If the Chief Counsel’s office is going to be hostile to whistleblowers, I guess it’s good that their legal strategy is so bad. Could they have won this case? Even if they could have, when they put nothing in files that would make it possible for Tax Court to tell if discretion was abused, and then exemplify the bad consequences of that with a high-profile case like this, they’re not going to get sympathy from the Tax Court on the issue of whether it should go beyond the administrative record. Their argument will now fail the laugh test.
Note too the lengthy discussion of the facts in the case. The plaintiffs’ unusual helpfulness, effort, and risk weren’t important to the holding, which was on the simple and boring point of whether you have to file the form before you provide your information. What they *are* relevant to is telling other Tax Court judges how amazingly reluctant the Chief Counsel is to reward whistleblowers, ready even to support a policy that would seriously delay criminal investigations once potential whistleblowers got to know about it. (And there’s the lengthy recitation of the Inspector-General’s findings of how sloppy the IRS is about keeping track of whistleblowers– though that, I guess, is relevant to the issue of whether the Whistleblower Office could be a monopoly gatekeeper.)
Great result. Thank Heavens the Tax Court is not buying the nonsense that the IRS is selling!
On the day this decision was released, Sen. Grassley, side by side with this decision, released a fawning response from Commissioner Koskinen stating the IRS is doing its utmost to help WBs, etc., statements belied by the detailed facts stated in this Tax Court decision.
http://www.grassley.senate.gov/news/news-releases/grassley-irs-whistleblower-office-key-court-case-commissioner-responses-grassley
Of course the contradiction makes Commissioner Koskinen look like a buffoon and seemingly misleading the Senate. If someone mislead him, he should take a long and serious look at his staff and do some culling so he can rescue his own career, which is on a downward spiral it seems.

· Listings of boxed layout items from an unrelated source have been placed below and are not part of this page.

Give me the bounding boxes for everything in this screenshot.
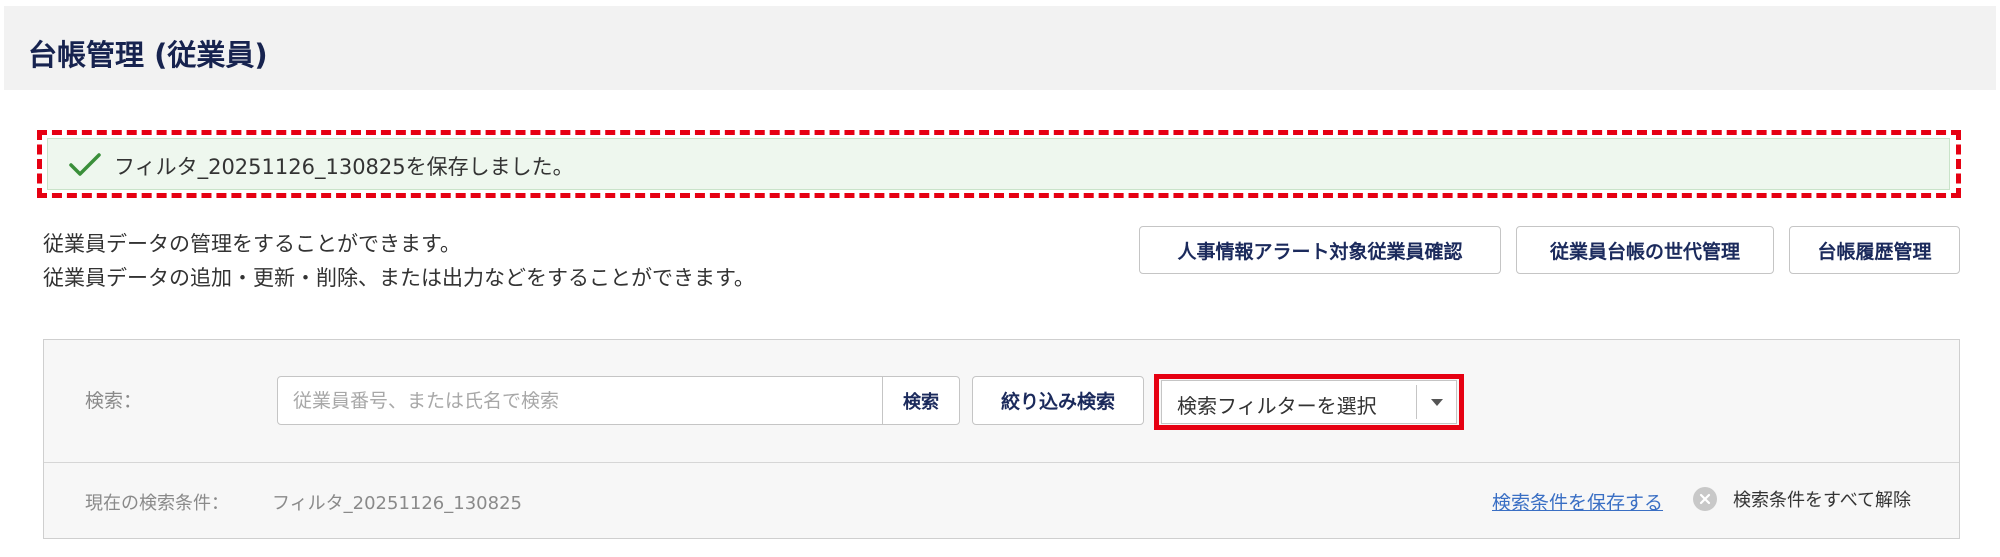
close-circle-icon <box>1693 487 1717 511</box>
page-header: 台帳管理 (従業員) <box>4 6 1996 90</box>
current-conditions-value: フィルタ_20251126_130825 <box>272 493 522 514</box>
toast-message: フィルタ_20251126_130825を保存しました。 <box>114 155 574 179</box>
caret-down-icon <box>1431 399 1443 406</box>
divider <box>44 462 1959 463</box>
search-button[interactable]: 検索 <box>882 377 959 424</box>
page-description: 従業員データの管理をすることができます。 従業員データの追加・更新・削除、または… <box>43 227 755 295</box>
dropdown-toggle[interactable] <box>1416 385 1456 419</box>
ledger-generation-button[interactable]: 従業員台帳の世代管理 <box>1516 226 1774 274</box>
narrow-search-button[interactable]: 絞り込み検索 <box>972 376 1144 425</box>
search-filter-select[interactable]: 検索フィルターを選択 <box>1161 380 1457 424</box>
success-toast: フィルタ_20251126_130825を保存しました。 <box>47 138 1950 190</box>
check-icon <box>69 153 101 176</box>
search-label: 検索： <box>85 390 143 412</box>
description-line-2: 従業員データの追加・更新・削除、または出力などをすることができます。 <box>43 266 755 290</box>
ledger-history-button[interactable]: 台帳履歴管理 <box>1789 226 1960 274</box>
clear-conditions-button[interactable]: 検索条件をすべて解除 <box>1693 482 1911 516</box>
search-panel: 検索： 検索 絞り込み検索 検索フィルターを選択 現在の検索条件： フィルタ_2… <box>43 339 1960 539</box>
page-title: 台帳管理 (従業員) <box>28 38 268 72</box>
filter-select-value: 検索フィルターを選択 <box>1177 394 1377 418</box>
clear-conditions-label: 検索条件をすべて解除 <box>1733 490 1912 511</box>
description-line-1: 従業員データの管理をすることができます。 <box>43 232 461 256</box>
save-conditions-link[interactable]: 検索条件を保存する <box>1492 488 1663 515</box>
alert-employees-button[interactable]: 人事情報アラート対象従業員確認 <box>1139 226 1501 274</box>
search-input[interactable] <box>278 377 882 424</box>
search-box: 検索 <box>277 376 960 425</box>
current-conditions-label: 現在の検索条件： <box>85 493 229 514</box>
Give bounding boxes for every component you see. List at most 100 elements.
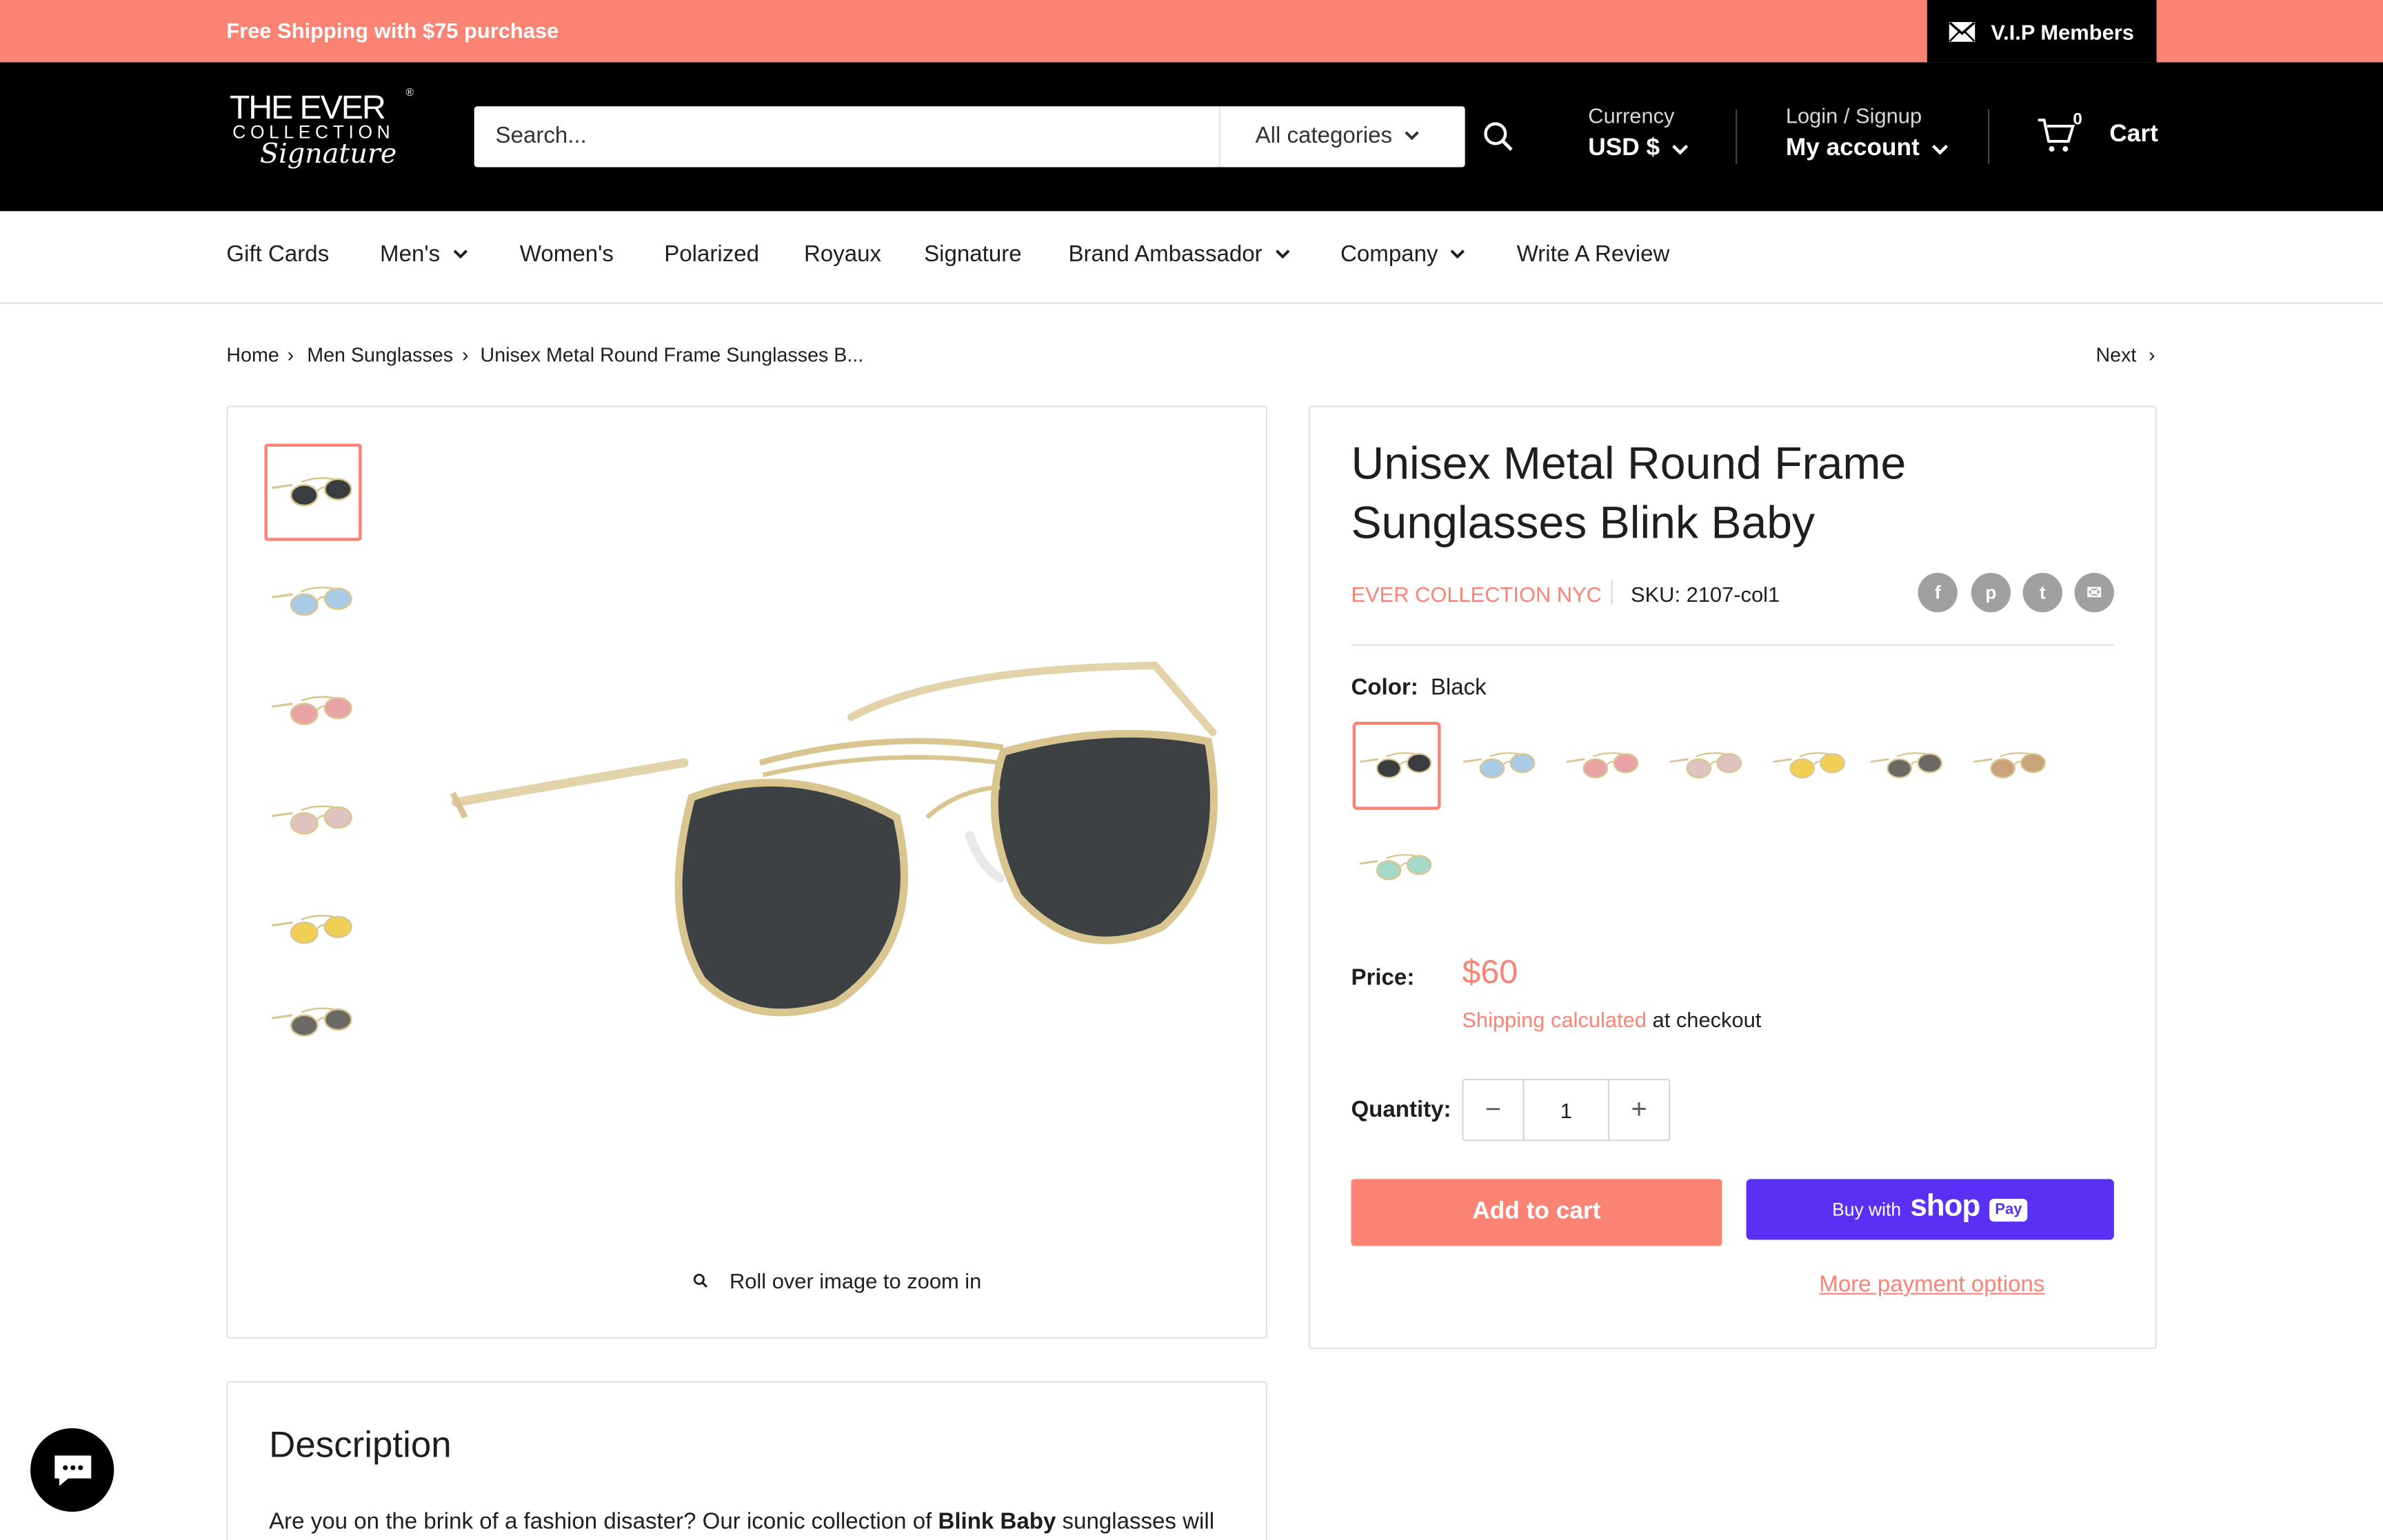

This is a head-scratcher though: why is the IRS so stubbornly pursuing such a disastrous policy. One has to ask if there is some quid pro quo going on at high levels? Things just don’t add up.
Having thought about this case a little more, I thought I would publish the comment I put up on Forbes concerning this case. Frankly, despite all the noise, this case may have a very limited application from a practical perspective.
First, the key ingredient of “outing” IRS duplicity in this case was that the whistleblower (WB) had access to an extensive public record concerning the target, Wegelin bank of Switzerland, and through that information he actually knew that the IRS had collected taxes. When the IRS denied his reward claim, stating that there was no collected proceeds from his claim, he knew that the IRS was misrepresenting the situation.
You also state at length, summarized in point 4 of page 5 of your account, that navigating the Tax Court rules and procedures is a highly complex endeavor, but that the Tax Court does right by WBs once you get all the facts before them—so you NEED competent counsel to get to the point where you can “out” the IRS for failing to pay a reward.
The substantial majority of WBs are not in the fortunate position that they know whether or not the IRS collected on their claim. And this leads me to my point: it will be difficult if not impossible for that type of “private” WB to retain competent counsel to find out whether the IRS has cheated the WB or not by denying his claim.
With respect, this case has a perhaps unique set of publicly disclosed facts concerning a major bank fraud investigation (and a WB that was himself in the public domain due to his own criminal activity), that substantially bolstered the facts supporting the WB’s claim and enabled him to hire you—if this was a normal case with no public facts other than the WB’s own words or any “inside information” concerning the case’s progress, would you have represented him? You will grant me this: at least that decision would not have been clearcut–your resources are limited too.
In contrast to the facts in your case, most WBs will just accept the IRS holding and move on because they will not have access to the necessary representation and won’t risk disclosure of identity and likely professional and financial ruin.
If one never gets to Tax Court, one never gets the Tax Court review. Surely there should be an automatic complete review by the Tax Court without the necessity of going through the legal rigmarole to obtain it—that would be a simple solution to this obvious problem.
Yes, this was a great win (and I applaud you: clap clap), its application may be limited, perhaps to the Wegelin situation and other, highly-public, investigated situations, your rhetoric to the contrary notwithstanding. Again clap, clap, but….
Second, doesn’t this case indicate a leadership vacuum at the IRS WB office? Fine, blame the Office of Chief Counsel for arguing IRS positions. BUT, the OCC takes it direction from IRS management, NOT the other way around.
It seems to an objective viewer (and I have no dog in this hunt) that the problem lies with weak (perhaps non-existent) leadership at the IRS WB Office, and until that is dealt with this program may be undermined due to mistrust of and incompetence by the IRS, or perhaps worse. IRS conduct concerning WBs is certainly bewildering though: actively undermining a program that promises some leveling of an obviously un-level playing field for ordinary taxpayers. In turn, this argues for an False Claims Act-type process for IRS cases–if the IRS cannot do its job (which is obvious to all), let it be done for it.
Thank you Dean Dershowitz for your insight! You have made some valid points! I have sent whistleblower docs to the irs in the past and have always wondered how would I know if they told me they denied my case for “no merit” but instead pursued it behind my back to actually collect! Afterall, the irs is not all ‘above board’ and has a ‘shady’ past as an organization! Nevertheless, if someone had firsthand knowledge of information being whistleblowed, would you suggest an affidavit or declaration of facts pertaining to such information? Do you think that format would make it less likely that the irs would deny a claim…or because of this case you wrote about, that is unneccessary?